一切の問いかけを無視する少女の雰囲気を見て、男はふっとため息をつくと席を立ち、少女に歩み寄っていく。

「・・・それに、君は貴重なスタンプホルダーであり扱いは丁重にという下知も来ている故。まぁ君のような小娘、私からすればその辺の積荷と何ら変わりが無いのだがな。」


 少女は男の方をゆっくりと向きながら、睨みつけた。少女はその髪色と同様に、深く濃い青色の瞳をしている。一時その男を睨み付けるとまた窓の方を向き静かに、月光で明るい夜空を見つめている。男の挑発とも取れる言動は一応は少女の心を動かしたようだが、状況は相変わらずのようだ。


「ただなぜ君のような力の発現すらしておらぬ、スタンプホルダーの護送を飛行戦艦で遂行する必要があるのだろうか。いくら閣下直々の御命とは言え、気がかかる。」

男はきれいに整えられた顎髭を人差し指と親指でつまむように撫でながら、少女の後ろで喋っている。独り言のようだが、自分の置かれた状況を理解するための糸口として少女に話しかけているようだ。


「まぁ、安心したまえ。このグラン・マルーンの飛行高度には通常の飛空挺は届かぬ。このグスタフ・マルーンが責任を持って、安全に帝都までお送りしよう。」

グスタフ・マルーンと名乗るこの男は、少女から何も情報を得られぬと悟ると、踵を返して少女に背を向けた。その時部屋のベルが鳴る。内線用の電話である。


「どうした?」

「マルーン卿。索敵器に反応があります、至急艦橋まで来てもらえますでしょうか?」

その旨を了解するグスタフは側近の部下に部屋の監視を任せ、ブリッジへと向かった。


 


 ブリッジでは、索敵情報の解析が行われていた。索敵結果から兵士たちの顔からは困惑の色が見て取れる。そこへ、グスタフが到着した。将校と思われる青の軍装をした若い男が、索敵士に報告を促す。

索敵士は情報が印刷された書類を見ながら、グスタフに歩み寄っていく。その間何度も見返し、首を傾げている。

「何事だ?この高高度で何がかかるというのだ?」

「おかしいのです。」

何がだ!と、索敵士の的を得ない返事と、あいまいな結論に若干苛立ち、声が少し大きくなる。だが索敵士の困惑も無理はない。

解析結果は、艦の直上、距離は一定を保っている。索敵器が反応するということは少なくとも、小さな鳥などの類ではない。困惑の最大の要因は、対象が人が乗れる程の大きな物だということ。


「一体これはどういうことだ?対象は何なのだ?」

索敵士は言葉に詰まる。実のところグスタフを艦橋まで呼んだのは、報告の為ではない、これは相談なのである。未知の物体への対処。いち船員が判断できない状況。

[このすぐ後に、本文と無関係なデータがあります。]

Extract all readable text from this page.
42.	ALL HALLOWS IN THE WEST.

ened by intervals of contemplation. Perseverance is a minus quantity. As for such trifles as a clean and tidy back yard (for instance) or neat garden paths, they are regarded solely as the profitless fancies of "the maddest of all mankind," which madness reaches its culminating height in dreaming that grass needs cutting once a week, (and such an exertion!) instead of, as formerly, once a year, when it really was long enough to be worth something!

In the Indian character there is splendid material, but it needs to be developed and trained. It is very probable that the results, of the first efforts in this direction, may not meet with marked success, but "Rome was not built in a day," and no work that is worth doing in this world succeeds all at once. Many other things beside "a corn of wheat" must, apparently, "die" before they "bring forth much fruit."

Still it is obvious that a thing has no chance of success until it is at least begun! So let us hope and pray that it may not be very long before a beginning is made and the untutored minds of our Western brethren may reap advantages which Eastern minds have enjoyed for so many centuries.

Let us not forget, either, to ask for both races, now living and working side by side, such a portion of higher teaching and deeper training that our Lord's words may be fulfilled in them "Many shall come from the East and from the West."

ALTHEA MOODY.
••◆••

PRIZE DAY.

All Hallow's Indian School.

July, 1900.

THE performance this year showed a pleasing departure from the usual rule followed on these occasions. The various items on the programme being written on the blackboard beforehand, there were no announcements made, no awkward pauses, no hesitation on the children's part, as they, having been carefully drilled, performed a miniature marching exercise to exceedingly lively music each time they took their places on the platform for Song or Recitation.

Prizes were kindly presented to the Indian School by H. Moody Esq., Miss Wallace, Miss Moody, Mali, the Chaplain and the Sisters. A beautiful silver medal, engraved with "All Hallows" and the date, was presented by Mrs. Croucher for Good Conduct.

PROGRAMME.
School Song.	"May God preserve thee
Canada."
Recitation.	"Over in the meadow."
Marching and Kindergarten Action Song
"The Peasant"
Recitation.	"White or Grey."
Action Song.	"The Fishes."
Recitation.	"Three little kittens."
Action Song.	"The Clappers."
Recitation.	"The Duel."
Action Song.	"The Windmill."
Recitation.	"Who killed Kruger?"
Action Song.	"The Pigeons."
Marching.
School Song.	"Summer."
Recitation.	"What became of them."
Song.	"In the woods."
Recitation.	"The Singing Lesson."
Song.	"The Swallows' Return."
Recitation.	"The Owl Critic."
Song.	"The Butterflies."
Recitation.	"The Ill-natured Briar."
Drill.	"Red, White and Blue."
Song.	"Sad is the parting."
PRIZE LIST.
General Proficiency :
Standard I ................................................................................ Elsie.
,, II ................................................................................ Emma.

世界最大級の飛行船であるこの艦は、同時に世界で最も高い所を飛ぶ船でもある。それよりも高く飛行する物体など見当も付かないし、何より直上目視を行うには気嚢部の外部フレームにとりつけられた側面の梯子からでしか船体の上に上がる手段がない。世界最高高度の自負が、最大の死角なのである。


その時、索敵器を監視していた船員が何かに気づきはっと声をあげた。

「マルーン卿!対象が近づいてきております!」

「なに?」


空の巨人の上、それよりも一回り小さい船がゆっくりと影を落としていく。

距離が縮まったところで、数本のロープが垂らされ、そこから数人の黒い戦闘装束の人影が降り、グラン・マルーンの船体に乗り移っていく。最後に降りた人影が、指信号で全員に指示を出し、各自散開していく。


「さぁ・・・はじまりだ。」

黒尽くめの男はその目を、今夜の月のように青白く光らせ、ひとり呟いた。